The Peppers also helped bring into the vogue the Sunday single-admission doubleheader. In the early part of the 19th century most doubleheaders were played with separate admissions and usually on Saturdays. The Peppers played their first of nine Sunday doubleheaders on June 13, splitting a pair of games with Buffalo. The Sunday afternoon doubleheader would become a regular feature of Major League Baseball at least through the 1950’s.
There was no 1916 Federal League season. But there was still one more Newark Pepper. Their back-up first baseman was a local guy named Rupert MIlls. He had lettered in four sports at Barringer High in Newark. Mills then went on to Notre Dame where he played all four of the sports, baseball, football, basketball and track. He also graduated with an undergraduate law degree, something that would come in handy during his brief baseball career. After his graduation, the Peppers signed Mills to a two-year, $3,000 per contract. He appeared in 41 games, batting a paltry .201.

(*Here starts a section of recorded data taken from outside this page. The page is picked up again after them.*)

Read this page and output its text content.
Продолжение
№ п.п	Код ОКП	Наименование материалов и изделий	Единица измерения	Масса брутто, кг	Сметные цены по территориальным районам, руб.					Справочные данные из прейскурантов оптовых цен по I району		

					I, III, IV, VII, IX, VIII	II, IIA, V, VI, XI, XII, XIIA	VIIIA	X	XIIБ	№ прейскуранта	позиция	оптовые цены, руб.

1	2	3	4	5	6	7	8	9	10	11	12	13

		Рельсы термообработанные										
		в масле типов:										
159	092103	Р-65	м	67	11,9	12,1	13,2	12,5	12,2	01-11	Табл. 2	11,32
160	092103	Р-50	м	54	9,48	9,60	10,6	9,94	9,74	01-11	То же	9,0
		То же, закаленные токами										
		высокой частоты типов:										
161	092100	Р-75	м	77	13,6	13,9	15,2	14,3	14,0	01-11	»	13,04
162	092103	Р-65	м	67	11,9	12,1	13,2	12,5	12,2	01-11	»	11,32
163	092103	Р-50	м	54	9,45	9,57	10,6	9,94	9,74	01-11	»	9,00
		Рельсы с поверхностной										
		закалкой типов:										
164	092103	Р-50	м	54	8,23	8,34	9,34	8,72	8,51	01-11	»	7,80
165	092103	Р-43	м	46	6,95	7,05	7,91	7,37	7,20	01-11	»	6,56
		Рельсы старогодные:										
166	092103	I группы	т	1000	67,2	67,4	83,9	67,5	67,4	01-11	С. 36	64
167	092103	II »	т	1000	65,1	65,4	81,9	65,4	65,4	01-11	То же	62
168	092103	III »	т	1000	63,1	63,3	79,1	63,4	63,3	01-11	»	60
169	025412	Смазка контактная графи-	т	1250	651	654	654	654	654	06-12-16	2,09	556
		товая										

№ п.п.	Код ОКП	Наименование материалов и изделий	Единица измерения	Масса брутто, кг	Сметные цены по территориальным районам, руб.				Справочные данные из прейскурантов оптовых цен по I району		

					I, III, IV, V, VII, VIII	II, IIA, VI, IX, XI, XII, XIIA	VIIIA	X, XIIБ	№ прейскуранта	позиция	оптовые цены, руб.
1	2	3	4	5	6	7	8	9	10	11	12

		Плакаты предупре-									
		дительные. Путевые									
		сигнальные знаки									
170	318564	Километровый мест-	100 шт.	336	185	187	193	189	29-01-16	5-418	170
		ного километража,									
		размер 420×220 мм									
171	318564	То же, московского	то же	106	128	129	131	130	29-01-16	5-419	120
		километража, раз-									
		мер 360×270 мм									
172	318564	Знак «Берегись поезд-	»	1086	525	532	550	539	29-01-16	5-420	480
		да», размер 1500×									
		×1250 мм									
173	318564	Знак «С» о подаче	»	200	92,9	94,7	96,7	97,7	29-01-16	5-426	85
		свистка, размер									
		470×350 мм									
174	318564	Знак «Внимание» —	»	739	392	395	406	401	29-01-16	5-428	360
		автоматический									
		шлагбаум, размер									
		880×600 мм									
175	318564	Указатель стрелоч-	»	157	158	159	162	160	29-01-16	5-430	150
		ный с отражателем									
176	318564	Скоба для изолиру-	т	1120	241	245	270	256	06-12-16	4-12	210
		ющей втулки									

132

Sinclair made him a low-ball offer to buyout his contract. Mills refused. Since there was a provision in the contract that he would be paid as long as he showed up at the stadium, Mills reported to Harrison Park daily during the 1916 non-season and collected his salary. After a couple months of this, Sinclair relented and paid off Mills’ contract in full.
Mills played a couple years in the minors then enlisted in the Army and was stationed in France during World War I. After the war he went into politics and was elected a state senator. Unfortunately, Mills met a premature end when he died in a canoeing accident on Lake Hopatcong at age 35.
Harrison Park would only last for a few more years before it burned down in 1923.
And as for Harry Sinclair, who had since founded Sinclair Oil, he would make a name for himself as part of the Teapot Dome Scandal during the Warren Harding administration. He ended up going to jail for a few months for jury tampering, but he re-emerged prosperous and successful.